Until that point, no one present had ever done the bike race. Collins calculated that by shaving 3 miles (4.8 km) off the course and riding counter-clockwise around the island, the bike leg could start at the finish of the Waikiki Rough Water and end at the Aloha Tower, the traditional start of the Honolulu Marathon. Prior to racing, each athlete received three sheets of paper listing a few rules and a course description. Handwritten on the last page was this exhortation: “Swim 2.4 miles! Bike 112 miles! Run 26.2 miles! Brag for the rest of your life”, now a registered trademark.
With a nod to a local runner who was notorious for his demanding workouts, Collins said, “Whoever finishes first, we’ll call him the Iron Man.” Each of the racers had their own support crew to supply water, food and encouragement during the event. Of the fifteen men to start off in the early morning on February 18, 1978, twelve completed the race. Gordon Haller, a US Navy Communications Specialist, was the first to earn the title Ironman by completing the course with a time of 11 hours, 46 minutes, 58 seconds.
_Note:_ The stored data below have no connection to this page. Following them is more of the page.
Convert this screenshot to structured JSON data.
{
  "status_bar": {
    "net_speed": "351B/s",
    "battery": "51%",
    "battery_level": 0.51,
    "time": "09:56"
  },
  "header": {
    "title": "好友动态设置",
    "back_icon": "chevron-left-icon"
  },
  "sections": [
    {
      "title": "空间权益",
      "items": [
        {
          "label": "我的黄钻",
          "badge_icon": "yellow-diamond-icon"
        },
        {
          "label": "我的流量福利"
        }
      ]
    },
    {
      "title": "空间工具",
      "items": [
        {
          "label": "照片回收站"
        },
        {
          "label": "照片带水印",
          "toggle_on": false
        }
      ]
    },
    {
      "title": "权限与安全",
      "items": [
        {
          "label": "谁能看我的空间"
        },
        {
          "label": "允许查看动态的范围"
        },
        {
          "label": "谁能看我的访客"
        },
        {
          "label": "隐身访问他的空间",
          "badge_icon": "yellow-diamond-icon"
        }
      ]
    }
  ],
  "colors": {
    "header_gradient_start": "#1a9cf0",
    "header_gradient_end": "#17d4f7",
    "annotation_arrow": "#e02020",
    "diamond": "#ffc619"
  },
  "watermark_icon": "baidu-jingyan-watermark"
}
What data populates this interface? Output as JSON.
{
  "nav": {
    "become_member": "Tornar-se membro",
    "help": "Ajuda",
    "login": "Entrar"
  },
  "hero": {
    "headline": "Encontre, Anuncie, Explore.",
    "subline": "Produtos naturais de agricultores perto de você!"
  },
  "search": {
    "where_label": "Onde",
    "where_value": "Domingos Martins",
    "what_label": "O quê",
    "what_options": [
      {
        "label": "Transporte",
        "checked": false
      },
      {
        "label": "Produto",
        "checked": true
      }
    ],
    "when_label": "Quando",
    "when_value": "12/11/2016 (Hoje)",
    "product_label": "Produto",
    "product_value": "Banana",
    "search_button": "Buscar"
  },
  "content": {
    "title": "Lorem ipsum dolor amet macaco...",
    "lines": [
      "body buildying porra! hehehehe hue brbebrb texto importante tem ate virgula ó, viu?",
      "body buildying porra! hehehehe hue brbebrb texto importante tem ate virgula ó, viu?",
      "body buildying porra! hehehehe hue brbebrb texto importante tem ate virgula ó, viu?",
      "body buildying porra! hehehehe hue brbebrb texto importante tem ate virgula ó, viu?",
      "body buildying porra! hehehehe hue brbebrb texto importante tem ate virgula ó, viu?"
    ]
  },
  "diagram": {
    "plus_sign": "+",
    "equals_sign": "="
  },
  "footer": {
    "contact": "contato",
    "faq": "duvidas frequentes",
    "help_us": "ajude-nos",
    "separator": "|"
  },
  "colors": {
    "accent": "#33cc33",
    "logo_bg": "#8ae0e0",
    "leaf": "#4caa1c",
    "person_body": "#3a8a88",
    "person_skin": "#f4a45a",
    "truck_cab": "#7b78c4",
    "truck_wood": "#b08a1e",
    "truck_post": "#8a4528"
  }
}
The runner-up John Dunbar, a US Navy SEAL, led after the second transition and had a chance to win but ran out of water on the marathon course; his support crew resorted to giving him beer instead.
With no further marketing efforts, the race gathered as many as 50 athletes in 1979. The race, however, was postponed a day because of bad weather conditions. Only fifteen competitors started off the race Sunday morning. San Diego’s Tom Warren won in 11 hours, 15 minutes, 56 seconds. Lyn Lemaire, a championship cyclist from Boston, placed sixth overall and became the first “Ironwoman”. Collins planned on changing the race into a relay event to draw more participants, but Sports Illustrated’s journalist Barry McDermott, in the area to cover a golf tournament, discovered the race and wrote a ten-page account of it. During the following year, hundreds of curious participants contacted Collins.